Don’t let your anti-queerness fail Boity - Bubblegum Club

Don’t let your anti-queerness fail Boity

It was just a regular Thursday afternoon when Twitter was yet again reminded — as if it could ever be forgotten — of the dangers of the femme South African experience, following the release of a leaked audio recording of an alleged physical altercation between the rapper, Boity, and the host of the Queer Way of Life podcast, Bujy.

News broke on the 2 October 2021 when Boity shared that she would be opening a case with SAPS after allegedly being physically assaulted. Although Boity has yet to explicitly mention the name of the culprit, she described in a statement published on Sunday that the assault was “vicious”.

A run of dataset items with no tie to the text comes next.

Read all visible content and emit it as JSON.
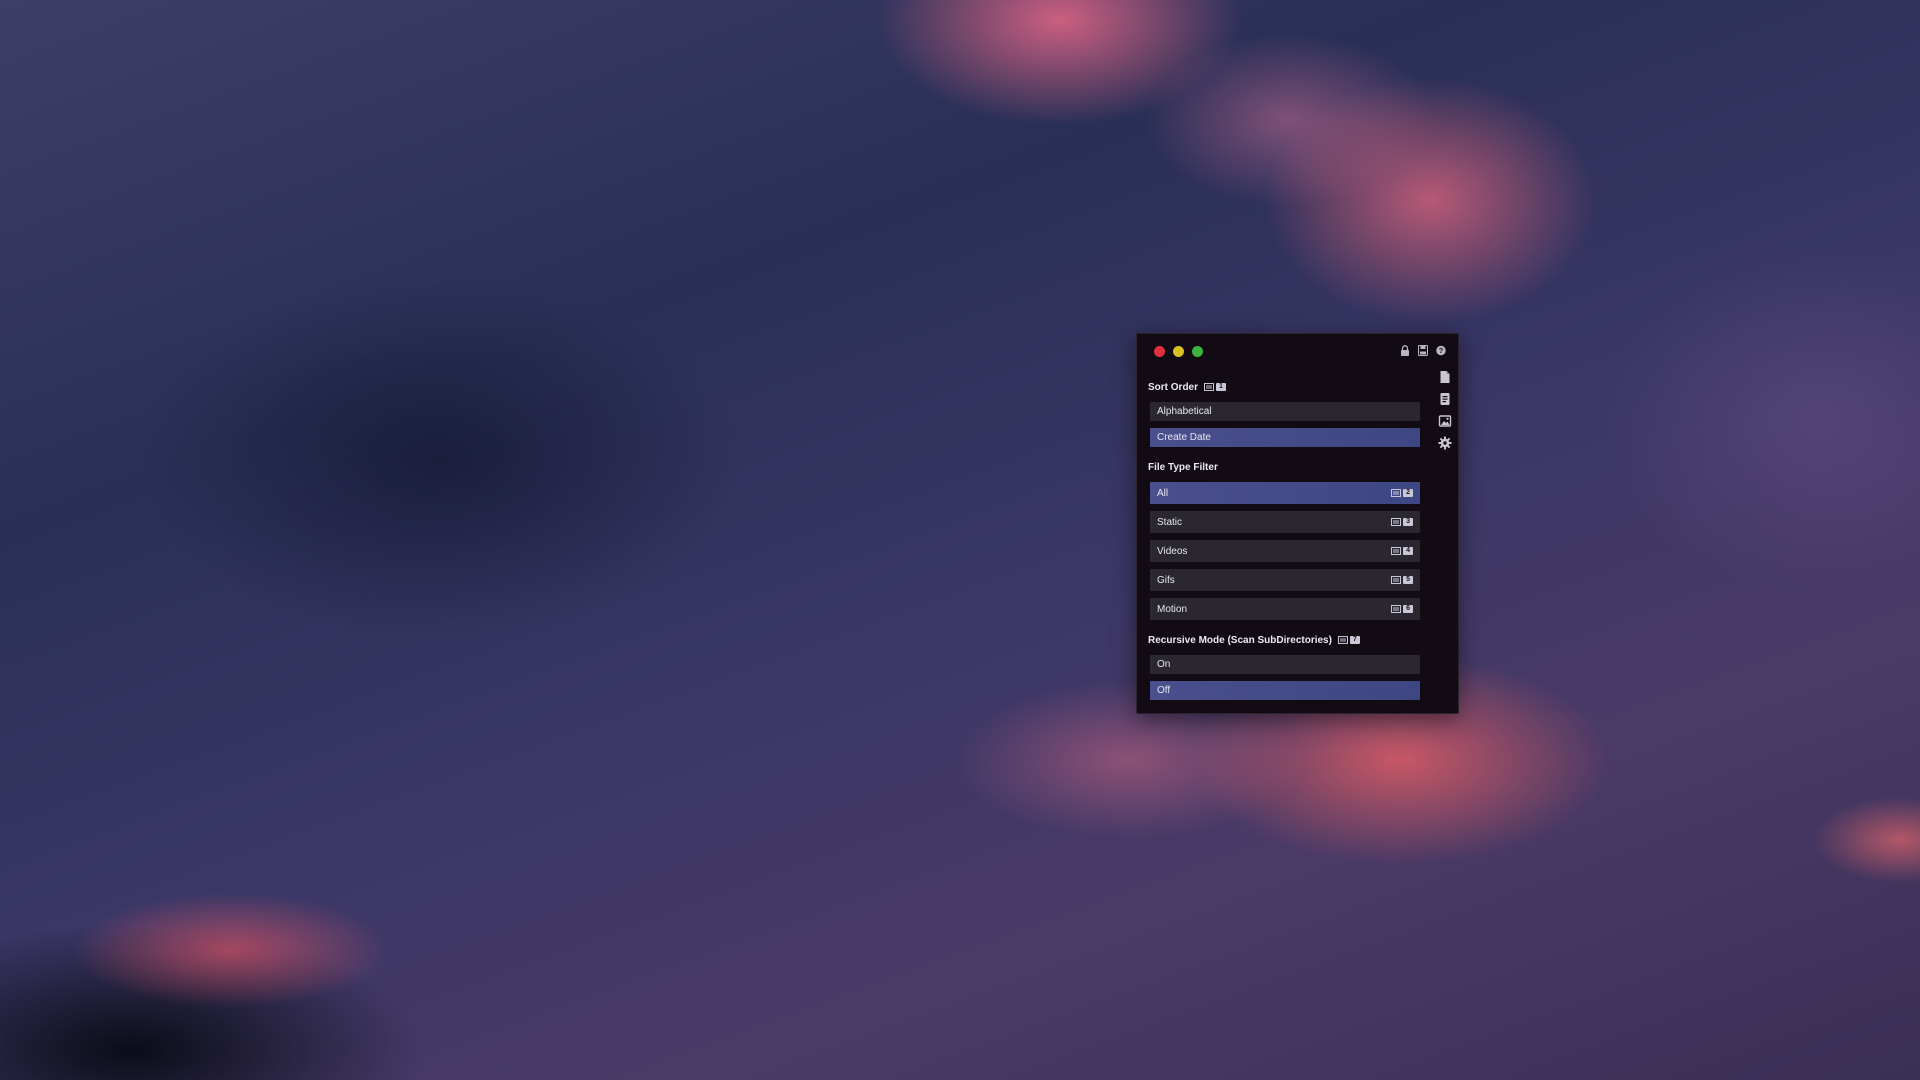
{
  "window": {
    "controls": [
      "close",
      "minimize",
      "maximize"
    ],
    "top_icons": [
      "lock-icon",
      "save-icon",
      "help-icon"
    ],
    "side_icons": [
      "file-icon",
      "document-icon",
      "image-icon",
      "gear-icon"
    ]
  },
  "sort_order": {
    "title": "Sort Order",
    "shortcut": "1",
    "options": [
      {
        "label": "Alphabetical",
        "selected": false
      },
      {
        "label": "Create Date",
        "selected": true
      }
    ]
  },
  "file_type_filter": {
    "title": "File Type Filter",
    "options": [
      {
        "label": "All",
        "shortcut": "2",
        "selected": true
      },
      {
        "label": "Static",
        "shortcut": "3",
        "selected": false
      },
      {
        "label": "Videos",
        "shortcut": "4",
        "selected": false
      },
      {
        "label": "Gifs",
        "shortcut": "5",
        "selected": false
      },
      {
        "label": "Motion",
        "shortcut": "6",
        "selected": false
      }
    ]
  },
  "recursive_mode": {
    "title": "Recursive Mode (Scan SubDirectories)",
    "shortcut": "7",
    "options": [
      {
        "label": "On",
        "selected": false
      },
      {
        "label": "Off",
        "selected": true
      }
    ]
  },
  "colors": {
    "panel_bg": "#120b13",
    "row_bg": "#2a2730",
    "selected_bg": "#4a4f8e",
    "close": "#e0303f",
    "minimize": "#d8c121",
    "maximize": "#3cb23f"
  }
}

While it’s too soon to be able to definitively call a spade a spade, what was heard on the audio recording is enough to send chills down one’s spines. In the most threatening of tones, a voice assumed to be Bujy’s is heard saying, “Everyone’s gonna know who I am after I fuck Boity up.” That awareness — in and of itself — of his own capacity for violence is frightening.

He knows that a grotesque act of violence against a public figure would make headlines — because such violence is a plague we have been trying to rid ourselves from for years. Yet what Bujy, nor many of us, couldn’t have predicted is how the strong prevalence of queerphobia would penetrate discussions around the incident to distract from the topic at hand.

As news broke out that it was Bujy — who is very vocally and outwardly queer — that was responsible for violence, no time was wasted before Twitter users began to demand that the LGBT+ community fairly “cancels” him. This demand was, in some sense, meant to encourage the extension of the same treatment that was received by the likes of Euphonik and DJ Fresh — who are also known for their history with GBV related lawsuits — towards Bujy.

Firstly, I take issue with the use of the word “cancel”, because how much have the lives of those aforementioned entertainers been affected since their “cancelling”? Moving past the words itself, I also take issue with the notion that the queer community (a minority group) has the soft power to even cancel acts independently, without the help of cishet members of society and role-players in the related industries.

In the void of online discourse surrounding this matter, Twitter users continuously press on with the assumption that the LGBT+ community would be/is very quiet on the issue because of Bujy’s queerness, as was supposedly the case with Somizi. This again is extremely upsetting because without prompt, much of the online queer community stood behind Mohale.

How does one prove that the LGBT+ online community has shown disgust towards Bujy’s alleged actions? You can’t. Not without reducing an entire community to a monolith. It’s a damning, hopeless fight of trying to highlight the voice of a minority group, expecting them to stand out in the face of a domineering culture of anti-queerness.

What’s even more hopeless is that the choice made by users accusing the LGBT+ community of being inconsistent highlights that anti-queerness is something they’d rather engage in over nuanced conversations around GBV and  what that violence looks like in the context of femme queer men and femme women. But instead, we have a “Gotcha!” moment.

That cannot be the focus here, because this kind of deflecting protects the abuser. It allows them to withdraw into the shadows, as a PR team works discreetly for a public comeback months later, as we so often see. In that time, the systems of social justice could fail Boity, and her courage to share about her abuse would be wasted on us.

If it is indeed Bujy on that recording (as it is alleged to be), he’s going get exactly what he asked for — everyone will now know exactly who and what he is.

We stand with Boity and hope, alongside her, that the criminal justice system will prevail and do the right thing.